Meg Rosoff - Life and Career

Life and Career

Rosoff was born in Boston, MA in 1956, the second of four sisters. Her family was Jewish (Rosoff has since become an atheist). She attended Harvard University in 1974. After 3 years at Harvard she moved to England and studied sculpture at Central St. Martins in London, England. She returned to the United States to finish her degree in 1980, and later moved to New York City for 9 years, where she worked in publishing and advertising.

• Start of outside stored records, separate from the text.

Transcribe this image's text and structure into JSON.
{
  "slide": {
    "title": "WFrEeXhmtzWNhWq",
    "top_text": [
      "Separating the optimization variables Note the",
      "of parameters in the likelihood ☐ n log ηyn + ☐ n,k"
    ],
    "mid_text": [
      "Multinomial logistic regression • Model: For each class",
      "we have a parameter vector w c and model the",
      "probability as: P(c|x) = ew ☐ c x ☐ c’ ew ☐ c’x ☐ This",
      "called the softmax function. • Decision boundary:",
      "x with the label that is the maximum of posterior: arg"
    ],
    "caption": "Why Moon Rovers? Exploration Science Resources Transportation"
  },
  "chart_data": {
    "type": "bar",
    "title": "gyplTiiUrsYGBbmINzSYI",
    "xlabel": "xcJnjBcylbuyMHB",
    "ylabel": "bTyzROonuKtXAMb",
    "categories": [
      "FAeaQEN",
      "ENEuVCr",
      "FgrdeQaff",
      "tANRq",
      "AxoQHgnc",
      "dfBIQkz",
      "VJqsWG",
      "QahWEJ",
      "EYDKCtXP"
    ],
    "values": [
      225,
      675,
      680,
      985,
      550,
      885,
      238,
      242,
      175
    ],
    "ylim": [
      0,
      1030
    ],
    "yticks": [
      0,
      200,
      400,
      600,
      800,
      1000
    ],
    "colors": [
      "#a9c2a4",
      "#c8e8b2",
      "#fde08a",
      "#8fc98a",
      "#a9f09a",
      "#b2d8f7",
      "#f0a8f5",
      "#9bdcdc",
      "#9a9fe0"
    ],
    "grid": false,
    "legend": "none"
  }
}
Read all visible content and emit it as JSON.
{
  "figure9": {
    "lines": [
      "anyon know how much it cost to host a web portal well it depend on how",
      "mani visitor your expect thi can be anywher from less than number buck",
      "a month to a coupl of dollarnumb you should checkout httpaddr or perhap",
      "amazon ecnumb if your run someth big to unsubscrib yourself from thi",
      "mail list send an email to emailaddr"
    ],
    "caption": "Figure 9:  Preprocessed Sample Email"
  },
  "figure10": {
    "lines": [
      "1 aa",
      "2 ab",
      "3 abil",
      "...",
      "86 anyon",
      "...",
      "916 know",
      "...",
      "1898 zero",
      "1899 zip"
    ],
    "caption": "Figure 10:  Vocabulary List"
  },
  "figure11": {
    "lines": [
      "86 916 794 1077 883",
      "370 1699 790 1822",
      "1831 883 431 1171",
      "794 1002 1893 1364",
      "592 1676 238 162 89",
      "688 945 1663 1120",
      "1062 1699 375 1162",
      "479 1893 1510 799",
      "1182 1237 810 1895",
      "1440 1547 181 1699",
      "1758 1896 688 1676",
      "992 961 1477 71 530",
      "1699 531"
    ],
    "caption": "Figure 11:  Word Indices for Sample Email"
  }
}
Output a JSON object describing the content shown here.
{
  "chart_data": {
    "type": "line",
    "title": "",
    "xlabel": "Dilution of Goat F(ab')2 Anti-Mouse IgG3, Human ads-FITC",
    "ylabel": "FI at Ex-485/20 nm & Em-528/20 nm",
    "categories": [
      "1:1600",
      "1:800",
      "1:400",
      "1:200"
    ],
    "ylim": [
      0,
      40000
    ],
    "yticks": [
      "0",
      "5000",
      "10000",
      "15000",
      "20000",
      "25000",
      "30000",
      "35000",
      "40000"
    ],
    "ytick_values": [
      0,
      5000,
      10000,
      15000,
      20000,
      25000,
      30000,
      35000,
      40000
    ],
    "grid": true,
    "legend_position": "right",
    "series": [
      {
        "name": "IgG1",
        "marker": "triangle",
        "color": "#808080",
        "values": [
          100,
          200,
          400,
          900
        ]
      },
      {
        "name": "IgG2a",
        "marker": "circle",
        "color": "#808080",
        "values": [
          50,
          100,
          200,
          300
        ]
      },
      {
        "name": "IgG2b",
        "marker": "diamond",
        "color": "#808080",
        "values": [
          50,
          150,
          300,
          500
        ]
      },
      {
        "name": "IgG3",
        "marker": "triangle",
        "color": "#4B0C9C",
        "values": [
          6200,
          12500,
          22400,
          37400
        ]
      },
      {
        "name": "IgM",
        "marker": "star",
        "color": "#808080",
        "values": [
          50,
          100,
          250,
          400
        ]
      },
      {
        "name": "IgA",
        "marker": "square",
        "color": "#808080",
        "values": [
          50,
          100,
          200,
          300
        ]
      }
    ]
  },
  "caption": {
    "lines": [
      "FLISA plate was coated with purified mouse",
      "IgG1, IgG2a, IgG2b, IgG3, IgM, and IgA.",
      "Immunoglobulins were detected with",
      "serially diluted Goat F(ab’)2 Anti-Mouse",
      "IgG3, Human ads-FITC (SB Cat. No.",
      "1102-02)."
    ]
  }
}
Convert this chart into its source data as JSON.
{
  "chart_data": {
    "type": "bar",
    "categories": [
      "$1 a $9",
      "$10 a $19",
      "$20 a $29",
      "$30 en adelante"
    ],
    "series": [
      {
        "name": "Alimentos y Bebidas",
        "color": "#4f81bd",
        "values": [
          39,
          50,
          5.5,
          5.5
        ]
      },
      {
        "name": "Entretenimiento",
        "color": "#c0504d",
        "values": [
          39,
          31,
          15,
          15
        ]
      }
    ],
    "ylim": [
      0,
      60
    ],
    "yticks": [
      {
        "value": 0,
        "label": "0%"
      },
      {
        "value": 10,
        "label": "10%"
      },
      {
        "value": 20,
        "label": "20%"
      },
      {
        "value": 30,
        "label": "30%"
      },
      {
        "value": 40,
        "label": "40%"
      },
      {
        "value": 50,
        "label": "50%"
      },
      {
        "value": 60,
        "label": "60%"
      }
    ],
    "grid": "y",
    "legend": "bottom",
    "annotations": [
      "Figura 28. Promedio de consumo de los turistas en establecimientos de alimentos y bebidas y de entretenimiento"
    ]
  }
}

In 1989 (aged 32) Rosoff returned to London and has lived there ever since. Between 1989 and 2003, she worked for a variety of advertising agencies as a copywriter. She began to write novels after her youngest sister died of breast cancer. Her young adult novel How I Live Now was published in 2004, in the same week she was diagnosed with breast cancer. It won the annual Guardian Children's Fiction prize, a once-in-a-lifetime book award judged by a panel of British children's book writers, and the annual Michael L. Printz Award from the American Library Association, recognising the year's best book for young adults. In 2005 she published a children's book, Meet Wild Boars, which was illustrated by Sophie Blackall. Her second novel, Just in Case, was published in 2006 and won the 2007 CILIP Carnegie Medal and Germany's Jugendliteraturpreis. What I Was was published on August 30, 2007, followed by two additional collaborations with Sophie Blackall: Wild Boars Cook and Jumpy Jack and Googily. Her fourth novel, The Bride's Farewell, was released in 2009 and named one of the ten best books for young adults that were published in the U.S. for the adult market. Her latest book, There Is No Dog, was published in the UK in 2011, and in the US in 2012.

The film of How I Live Now is currently in pre-production.